The history of gloves begins mythologically with the invention of the Graces: summoned by Venus, who had injured her hands, they sewed bandages around her fingers. They existed in Egypt, and in the Odyssey, Laertes uses them to work in the fields, which the Romans borrowed from barbarian peoples. In the Middle Ages, a glove filled with soil would finalize property sales.
A symbol of royal power, it was worn by King Arthur, and perhaps the most beautiful gloves still in existence are those preserved in Vienna, once belonging to King Frederick II for his Capitol coronation; they date back to around 1220, made in Palermo and embroidered with gold, spinels, and corundums.
The great Sicilian tradition of Palermo silk-making spread to various parts of the South, especially in Naples when the Frederickian court temporarily relocated there. Also in Naples, on the scaffold of Piazza Mercato, Conradin of Swabia threw his glove before dying: the challenge for the inheritance against the Angevins was launched (1268).
A bit worse went for Pope Boniface VIII who, according to the legend of the “Slap of Anagni,” received from William Nogaret and Sciarra Colonna on behalf of King Philip IV the Fair, the affront of an iron glove between head and neck (1303).
When his papal tomb was reopened in 1605, precious white silk gloves made by needle were found.
Naturally, the Renaissance is the century that sees the explosion of the glove fashion: perfumers and glovemakers merge into one art to treat leather with fragrant essences. There are even tales from this era of poisoned gloves used to kill lovers and rivals.
The most beautiful pair in painting is worn by Parmigianino’s “Antea” at Capodimonte (1535): a glove almost like a falconer’s, gripping the other one not worn while being bitten by the mink on her shoulder.
In Naples, where glove manufacturing is a pride, a “Guantai” district already existed at Camaldoli; the viceregal statute dates back to 1627 for the Guild of Glovemakers, definitively separated from the perfumers in 1661: the scented gloves “in the Arab-Granadian style” produced in the city were famous.
The modern revival of Neapolitan gloves has a specific date: in 1804, Giovanni Loforte was granted permission to establish a manufactory in the French style. Contacts with Grenoble began, with entrepreneurs coming to the city and multiplying initiatives; there were tanneries on the Maddalena bridge.
By the end of the 19th century, 80% of gloves produced in Italy came from Naples. The Sanità, Stella, Vicaria, and Avvocata districts filled with small workshops, numbering almost 25,000 employees scattered throughout the city in the early 1900s.

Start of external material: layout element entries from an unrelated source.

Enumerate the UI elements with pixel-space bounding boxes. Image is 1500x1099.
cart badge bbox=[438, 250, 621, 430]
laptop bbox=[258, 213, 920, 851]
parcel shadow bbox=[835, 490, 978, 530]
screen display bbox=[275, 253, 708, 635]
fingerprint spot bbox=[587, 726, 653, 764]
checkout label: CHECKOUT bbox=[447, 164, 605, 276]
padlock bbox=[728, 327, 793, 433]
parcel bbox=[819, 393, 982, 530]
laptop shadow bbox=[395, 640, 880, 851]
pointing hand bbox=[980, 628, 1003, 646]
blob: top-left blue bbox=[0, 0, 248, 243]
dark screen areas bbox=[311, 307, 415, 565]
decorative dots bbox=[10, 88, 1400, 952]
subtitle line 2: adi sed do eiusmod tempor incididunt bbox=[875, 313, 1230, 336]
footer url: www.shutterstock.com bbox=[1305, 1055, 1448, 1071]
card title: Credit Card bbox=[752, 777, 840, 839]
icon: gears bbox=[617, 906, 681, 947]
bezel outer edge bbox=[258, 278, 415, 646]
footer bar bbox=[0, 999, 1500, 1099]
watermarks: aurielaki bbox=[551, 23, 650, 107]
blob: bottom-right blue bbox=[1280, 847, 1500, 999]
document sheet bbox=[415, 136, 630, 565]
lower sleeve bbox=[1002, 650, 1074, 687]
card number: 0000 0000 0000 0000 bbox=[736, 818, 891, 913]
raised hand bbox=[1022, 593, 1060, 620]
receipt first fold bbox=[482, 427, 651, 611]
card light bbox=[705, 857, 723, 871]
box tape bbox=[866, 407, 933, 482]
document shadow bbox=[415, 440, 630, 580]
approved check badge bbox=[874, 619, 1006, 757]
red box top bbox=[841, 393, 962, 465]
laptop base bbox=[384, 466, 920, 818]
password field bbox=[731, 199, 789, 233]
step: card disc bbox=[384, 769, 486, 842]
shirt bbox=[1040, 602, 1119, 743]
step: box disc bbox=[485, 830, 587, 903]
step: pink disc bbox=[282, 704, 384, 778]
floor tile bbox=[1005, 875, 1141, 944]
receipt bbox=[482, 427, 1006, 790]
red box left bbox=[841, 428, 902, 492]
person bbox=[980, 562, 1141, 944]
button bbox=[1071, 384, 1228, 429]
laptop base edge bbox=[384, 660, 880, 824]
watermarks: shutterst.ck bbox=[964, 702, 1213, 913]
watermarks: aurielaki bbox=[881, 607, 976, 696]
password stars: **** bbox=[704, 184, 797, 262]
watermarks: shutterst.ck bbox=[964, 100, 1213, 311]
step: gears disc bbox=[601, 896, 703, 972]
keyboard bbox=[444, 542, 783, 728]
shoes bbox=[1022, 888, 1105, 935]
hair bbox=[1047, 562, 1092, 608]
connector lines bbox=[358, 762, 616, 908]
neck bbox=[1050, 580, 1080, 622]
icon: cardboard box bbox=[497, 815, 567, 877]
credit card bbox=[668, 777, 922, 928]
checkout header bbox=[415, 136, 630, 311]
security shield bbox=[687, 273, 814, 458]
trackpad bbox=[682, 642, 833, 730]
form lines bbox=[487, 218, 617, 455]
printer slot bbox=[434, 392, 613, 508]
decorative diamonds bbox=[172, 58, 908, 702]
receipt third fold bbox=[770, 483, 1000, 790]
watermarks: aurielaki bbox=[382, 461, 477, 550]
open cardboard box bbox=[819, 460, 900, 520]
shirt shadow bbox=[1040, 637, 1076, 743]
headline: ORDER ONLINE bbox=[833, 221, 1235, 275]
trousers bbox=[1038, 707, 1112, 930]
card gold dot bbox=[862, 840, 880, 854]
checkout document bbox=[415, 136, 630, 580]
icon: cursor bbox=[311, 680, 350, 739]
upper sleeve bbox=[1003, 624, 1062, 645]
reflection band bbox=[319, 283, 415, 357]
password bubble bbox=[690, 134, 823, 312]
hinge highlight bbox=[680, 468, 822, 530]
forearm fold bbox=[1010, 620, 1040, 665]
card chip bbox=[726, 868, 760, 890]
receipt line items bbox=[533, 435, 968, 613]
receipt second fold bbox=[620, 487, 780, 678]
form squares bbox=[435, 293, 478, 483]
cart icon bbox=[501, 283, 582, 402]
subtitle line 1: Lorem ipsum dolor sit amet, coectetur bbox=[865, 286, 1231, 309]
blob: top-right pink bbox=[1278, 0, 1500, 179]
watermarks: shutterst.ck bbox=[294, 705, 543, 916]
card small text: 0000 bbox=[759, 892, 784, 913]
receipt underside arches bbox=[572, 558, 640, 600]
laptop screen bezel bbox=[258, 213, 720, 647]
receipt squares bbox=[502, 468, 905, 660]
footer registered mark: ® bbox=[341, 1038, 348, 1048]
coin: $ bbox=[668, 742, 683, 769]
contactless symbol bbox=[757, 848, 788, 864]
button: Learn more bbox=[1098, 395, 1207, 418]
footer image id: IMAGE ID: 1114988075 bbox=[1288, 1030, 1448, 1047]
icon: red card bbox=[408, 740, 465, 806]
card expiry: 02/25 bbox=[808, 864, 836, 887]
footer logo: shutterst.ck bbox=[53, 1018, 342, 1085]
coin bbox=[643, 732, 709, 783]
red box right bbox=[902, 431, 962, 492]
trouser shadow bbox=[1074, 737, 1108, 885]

After the war, the area of “Guantai Vecchi” (from Via S. Tommaso d’Aquino to Via Armando Diaz), with shops and factories producing glue made by boiling leather scraps, was demolished and rebuilt, becoming “Guantai Nuovi.”
Northern industries and synthetic materials would cause the production of excellence to plummet.
But not all is lost; in the novel “American Pastoral” – Pulitzer Prize 1997 – by Philip Roth: “No one cuts gloves this way anymore… except perhaps in some family-run factory in Naples or Grenoble.”
And indeed, companies of very high craftsmanship still survive, producing the excellence of gloves even today. Korea, Dubai, Singapore, and major brands like Dior, Chanel, Moschino, and Yves Saint Laurent still buy gloves from Naples. The leathers come from all over the world to be cut with the shears – the large scissors – where the “purzata,” the Neapolitan unit of measurement derived from Charlemagne, becomes the ruler, but the seams are millimetric.
And then there are still the “maestone,” the “maste” women who take orders and distribute them house by house, subcontractors of meticulous work often hidden. Neapolitan gloves are mostly sewn by women, hands of humble and skilled hands. Perhaps we still make the most beautiful gloves in the world because they tap into pure, survivor life, beyond every industrial reason but not beyond the industrious one of the art of getting by with skill. They are mostly born in neighborhoods where mothers hold their children very close, perhaps to lose them.